Это уложение, которое можно назвать законом жизненного соответствия, трактует о том, что организм прочно и жизненно приспособлен к условиям обитания, - и в этом видится законодательная рука популяции. Прочность эта априорно кажется настолько крепкой, что не должно быть места такому процессу, как миграция и транспортировка органического вещества, и организм должен быть навечно закреплён к определённому месту своими связями с окружающим миром. А в действительности именно этим обстоятельством особь выпадает из юрисдикции ведомства популяции, ибо многообразные и непрекращающиеся передвижения, перемещения и переселения исходят из конкретных параметров жилища, а не универсально-безличной популяции. Итак, закон живой жизни Вернадского, закон солидарности Кропоткина, институту жилища Вавилова и закон жизненного соответствия Шмальгаузена связываются в один тугой клубок, который, утверждая индивидуальный фактор особи, отрицает коллективное значение популяции, и наоборот.

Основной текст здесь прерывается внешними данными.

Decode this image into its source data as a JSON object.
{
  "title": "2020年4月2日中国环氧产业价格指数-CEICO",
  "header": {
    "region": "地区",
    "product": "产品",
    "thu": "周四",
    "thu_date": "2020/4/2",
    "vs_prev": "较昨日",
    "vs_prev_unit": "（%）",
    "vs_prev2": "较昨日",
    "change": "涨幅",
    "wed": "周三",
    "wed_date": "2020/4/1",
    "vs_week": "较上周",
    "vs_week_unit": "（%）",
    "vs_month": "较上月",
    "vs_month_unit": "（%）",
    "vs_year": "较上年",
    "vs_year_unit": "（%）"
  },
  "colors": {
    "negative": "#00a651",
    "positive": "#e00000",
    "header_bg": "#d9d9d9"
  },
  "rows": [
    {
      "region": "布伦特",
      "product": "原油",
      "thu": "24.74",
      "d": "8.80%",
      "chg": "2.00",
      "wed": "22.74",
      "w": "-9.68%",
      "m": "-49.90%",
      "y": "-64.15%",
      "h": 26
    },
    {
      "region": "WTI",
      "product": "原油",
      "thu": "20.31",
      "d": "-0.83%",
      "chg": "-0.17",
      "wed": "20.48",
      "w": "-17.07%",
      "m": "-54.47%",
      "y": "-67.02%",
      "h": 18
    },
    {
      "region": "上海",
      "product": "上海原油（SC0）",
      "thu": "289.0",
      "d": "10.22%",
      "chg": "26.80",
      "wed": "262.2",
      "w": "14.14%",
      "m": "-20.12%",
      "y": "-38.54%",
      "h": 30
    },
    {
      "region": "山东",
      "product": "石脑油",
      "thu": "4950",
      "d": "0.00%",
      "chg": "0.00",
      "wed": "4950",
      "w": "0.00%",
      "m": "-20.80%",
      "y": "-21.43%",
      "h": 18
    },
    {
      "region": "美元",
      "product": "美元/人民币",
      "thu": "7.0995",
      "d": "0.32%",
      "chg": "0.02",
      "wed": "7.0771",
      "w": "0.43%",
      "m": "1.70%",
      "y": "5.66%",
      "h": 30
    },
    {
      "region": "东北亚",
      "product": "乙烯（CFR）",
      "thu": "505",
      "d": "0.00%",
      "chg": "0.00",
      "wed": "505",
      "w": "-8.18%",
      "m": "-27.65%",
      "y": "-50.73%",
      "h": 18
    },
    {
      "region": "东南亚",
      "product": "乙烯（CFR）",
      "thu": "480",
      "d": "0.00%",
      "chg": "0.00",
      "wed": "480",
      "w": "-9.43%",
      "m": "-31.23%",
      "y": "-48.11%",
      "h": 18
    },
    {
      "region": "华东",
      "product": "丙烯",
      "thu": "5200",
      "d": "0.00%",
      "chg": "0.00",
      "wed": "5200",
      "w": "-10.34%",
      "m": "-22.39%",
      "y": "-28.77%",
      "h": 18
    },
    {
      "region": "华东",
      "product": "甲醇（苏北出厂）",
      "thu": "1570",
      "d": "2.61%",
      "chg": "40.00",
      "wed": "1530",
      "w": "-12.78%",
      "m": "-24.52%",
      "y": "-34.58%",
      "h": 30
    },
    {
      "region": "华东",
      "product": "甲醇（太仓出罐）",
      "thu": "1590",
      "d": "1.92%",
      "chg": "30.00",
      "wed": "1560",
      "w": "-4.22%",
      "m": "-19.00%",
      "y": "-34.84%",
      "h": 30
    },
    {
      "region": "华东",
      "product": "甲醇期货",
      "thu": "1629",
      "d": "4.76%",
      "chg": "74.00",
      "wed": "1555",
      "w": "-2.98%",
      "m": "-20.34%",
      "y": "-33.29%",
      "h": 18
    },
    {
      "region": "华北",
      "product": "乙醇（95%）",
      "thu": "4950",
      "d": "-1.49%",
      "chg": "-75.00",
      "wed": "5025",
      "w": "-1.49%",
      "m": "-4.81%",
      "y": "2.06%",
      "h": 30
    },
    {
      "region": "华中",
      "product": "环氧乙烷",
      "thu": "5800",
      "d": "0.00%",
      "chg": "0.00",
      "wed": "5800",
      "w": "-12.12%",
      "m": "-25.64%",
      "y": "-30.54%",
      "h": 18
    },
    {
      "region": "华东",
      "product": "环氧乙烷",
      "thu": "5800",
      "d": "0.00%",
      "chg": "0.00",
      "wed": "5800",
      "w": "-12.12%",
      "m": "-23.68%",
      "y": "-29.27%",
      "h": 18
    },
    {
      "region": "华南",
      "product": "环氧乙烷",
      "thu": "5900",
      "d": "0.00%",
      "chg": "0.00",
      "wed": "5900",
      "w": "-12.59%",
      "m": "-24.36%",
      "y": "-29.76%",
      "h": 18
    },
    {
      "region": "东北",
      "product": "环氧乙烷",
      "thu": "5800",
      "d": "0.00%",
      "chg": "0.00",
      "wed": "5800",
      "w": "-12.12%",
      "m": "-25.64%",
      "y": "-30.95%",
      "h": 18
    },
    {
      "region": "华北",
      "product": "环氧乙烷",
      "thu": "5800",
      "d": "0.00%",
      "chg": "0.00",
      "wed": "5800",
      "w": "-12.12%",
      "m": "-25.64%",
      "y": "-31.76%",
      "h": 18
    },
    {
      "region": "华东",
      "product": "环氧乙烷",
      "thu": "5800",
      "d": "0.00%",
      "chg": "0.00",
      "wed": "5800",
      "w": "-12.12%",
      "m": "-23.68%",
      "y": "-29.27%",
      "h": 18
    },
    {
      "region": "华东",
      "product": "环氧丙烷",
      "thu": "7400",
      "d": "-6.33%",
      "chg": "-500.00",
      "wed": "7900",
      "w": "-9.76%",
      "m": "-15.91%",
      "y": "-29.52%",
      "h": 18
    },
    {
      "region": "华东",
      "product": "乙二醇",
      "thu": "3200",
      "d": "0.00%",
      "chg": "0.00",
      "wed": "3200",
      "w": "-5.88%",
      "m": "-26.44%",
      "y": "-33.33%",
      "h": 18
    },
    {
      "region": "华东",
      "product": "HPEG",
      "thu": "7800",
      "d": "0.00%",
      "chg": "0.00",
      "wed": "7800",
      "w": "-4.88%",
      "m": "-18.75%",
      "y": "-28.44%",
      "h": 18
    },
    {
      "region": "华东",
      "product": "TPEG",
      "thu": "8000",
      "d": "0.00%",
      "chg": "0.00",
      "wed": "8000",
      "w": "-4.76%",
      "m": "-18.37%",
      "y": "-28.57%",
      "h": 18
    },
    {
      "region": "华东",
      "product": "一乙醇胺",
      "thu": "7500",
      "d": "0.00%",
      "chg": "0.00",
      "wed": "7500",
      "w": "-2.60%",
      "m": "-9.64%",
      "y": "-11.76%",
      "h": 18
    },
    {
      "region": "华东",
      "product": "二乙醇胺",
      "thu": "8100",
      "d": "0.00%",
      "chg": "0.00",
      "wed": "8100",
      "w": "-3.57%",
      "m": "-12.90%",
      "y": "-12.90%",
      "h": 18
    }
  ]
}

Но, как это идеологическое качество отвергалось в мичуринской науке, так это же свойство союз философии и естествознания делает недопустимым в научном творчестве, и отсюда исходит идеологическая максима, что, если в основу политической акции, породившей лысенковщину в русской биологии, положена стратегия всеобщей коллективизации, то после осуждения лысенковщины в послевавиловской биологии стратегия подавления личного во имя коллективного осталась в неизменном руководящем положении. Мрачный период русской биологии не стал историческим уроком для послевавиловской биологии , - таков общий философский итог этой грандиозной эпопеи.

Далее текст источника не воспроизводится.